= Domaine de Chevalier =

Domaine de Chevalier is a Bordeaux wine from the Pessac-Léognan appellation, ranked among the Crus Classés for red and white wine in the Classification of Graves wine of 1953 and 1959. The winery and vineyards are located south of the city of Bordeaux, in the commune of Léognan. It is one of a very few Bordeaux estates to be named domaine instead of château.

==History==
The estate dates from the 18th century, and viticulture of significance was begun during the 19th century when it was run by Arnaud Ricard, also the proprietor of Château Malartic-Lagravière; from 1900 to 1945 it was owned by Gabriel Beaumartin, a son-in-law. Severe frosts in 1945 made partial replanting necessary, and normal production was not resumed until 1953. Managed by Claude Ricard since 1948, the Ricard family was forced to sell the estate in 1983 to the Bernard family of Cognac, though Claude Ricard stayed on as advisor for several years.
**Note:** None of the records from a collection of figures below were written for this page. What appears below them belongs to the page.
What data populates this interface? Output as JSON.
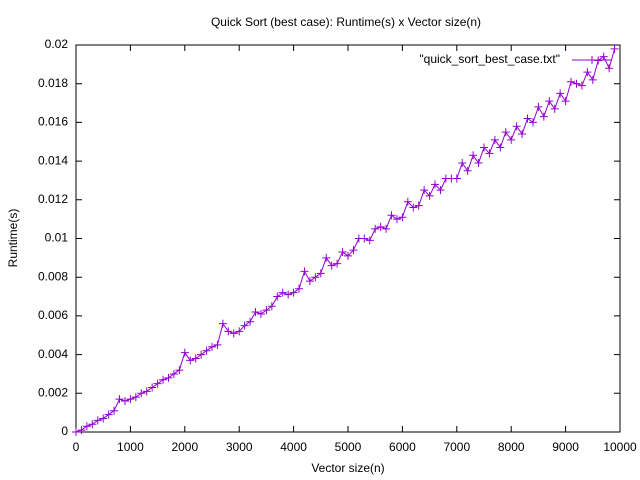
{
  "chart_data": {
    "type": "line",
    "title": "Quick Sort (best case): Runtime(s) x Vector size(n)",
    "x_label": "Vector size(n)",
    "y_label": "Runtime(s)",
    "legend_position": "top-right",
    "x": [
      0,
      100,
      200,
      300,
      400,
      500,
      600,
      700,
      800,
      900,
      1000,
      1100,
      1200,
      1300,
      1400,
      1500,
      1600,
      1700,
      1800,
      1900,
      2000,
      2100,
      2200,
      2300,
      2400,
      2500,
      2600,
      2700,
      2800,
      2900,
      3000,
      3100,
      3200,
      3300,
      3400,
      3500,
      3600,
      3700,
      3800,
      3900,
      4000,
      4100,
      4200,
      4300,
      4400,
      4500,
      4600,
      4700,
      4800,
      4900,
      5000,
      5100,
      5200,
      5300,
      5400,
      5500,
      5600,
      5700,
      5800,
      5900,
      6000,
      6100,
      6200,
      6300,
      6400,
      6500,
      6600,
      6700,
      6800,
      6900,
      7000,
      7100,
      7200,
      7300,
      7400,
      7500,
      7600,
      7700,
      7800,
      7900,
      8000,
      8100,
      8200,
      8300,
      8400,
      8500,
      8600,
      8700,
      8800,
      8900,
      9000,
      9100,
      9200,
      9300,
      9400,
      9500,
      9600,
      9700,
      9800,
      9900
    ],
    "series": [
      {
        "name": "\"quick_sort_best_case.txt\"",
        "color": "#9400d3",
        "values": [
          0,
          0.0001,
          0.0003,
          0.0004,
          0.0006,
          0.0007,
          0.0009,
          0.0011,
          0.0017,
          0.0016,
          0.0017,
          0.0018,
          0.002,
          0.0021,
          0.0023,
          0.0025,
          0.0027,
          0.0028,
          0.003,
          0.0032,
          0.0041,
          0.0037,
          0.0038,
          0.004,
          0.0042,
          0.0044,
          0.0045,
          0.0056,
          0.0052,
          0.0051,
          0.0052,
          0.0055,
          0.0057,
          0.0062,
          0.0061,
          0.0063,
          0.0065,
          0.007,
          0.0072,
          0.0071,
          0.0072,
          0.0074,
          0.0083,
          0.0078,
          0.008,
          0.0082,
          0.009,
          0.0086,
          0.0087,
          0.0093,
          0.0091,
          0.0094,
          0.01,
          0.01,
          0.0099,
          0.0105,
          0.0106,
          0.0105,
          0.0112,
          0.011,
          0.0111,
          0.0119,
          0.0116,
          0.0117,
          0.0125,
          0.0122,
          0.0128,
          0.0125,
          0.0131,
          0.0131,
          0.0131,
          0.0139,
          0.0135,
          0.0143,
          0.0139,
          0.0147,
          0.0144,
          0.0151,
          0.0147,
          0.0155,
          0.0151,
          0.0158,
          0.0154,
          0.0162,
          0.016,
          0.0168,
          0.0163,
          0.0171,
          0.0167,
          0.0175,
          0.0171,
          0.0181,
          0.018,
          0.0179,
          0.0186,
          0.0182,
          0.0192,
          0.0194,
          0.0188,
          0.0198
        ]
      }
    ],
    "xlim": [
      0,
      10000
    ],
    "xticks": [
      0,
      1000,
      2000,
      3000,
      4000,
      5000,
      6000,
      7000,
      8000,
      9000,
      10000
    ],
    "ylim": [
      0,
      0.02
    ],
    "yticks": [
      0,
      0.002,
      0.004,
      0.006,
      0.008,
      0.01,
      0.012,
      0.014,
      0.016,
      0.018,
      0.02
    ]
  }
}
Stéphane Derenoncourt is retained as consultant oenologist.

==Production==
From a property of 80 hectares, the vineyard area consists of 35 hectares of red grape varieties: 65% Cabernet Sauvignon, 30% Merlot, 2.5% Cabernet Franc, and 2.5% Petit Verdot; and 4.5 hectares of white grape varieties: 70% Sauvignon blanc and 30% Sémillon.

The Grand vin, Domaine de Chevalier, is annually produced in 7,000 cases of the red wine and 1,200 cases of the dry white. The red and white second wines, L'Esprit de Chevalier, has a production of 5,800 and 800 cases, respectively.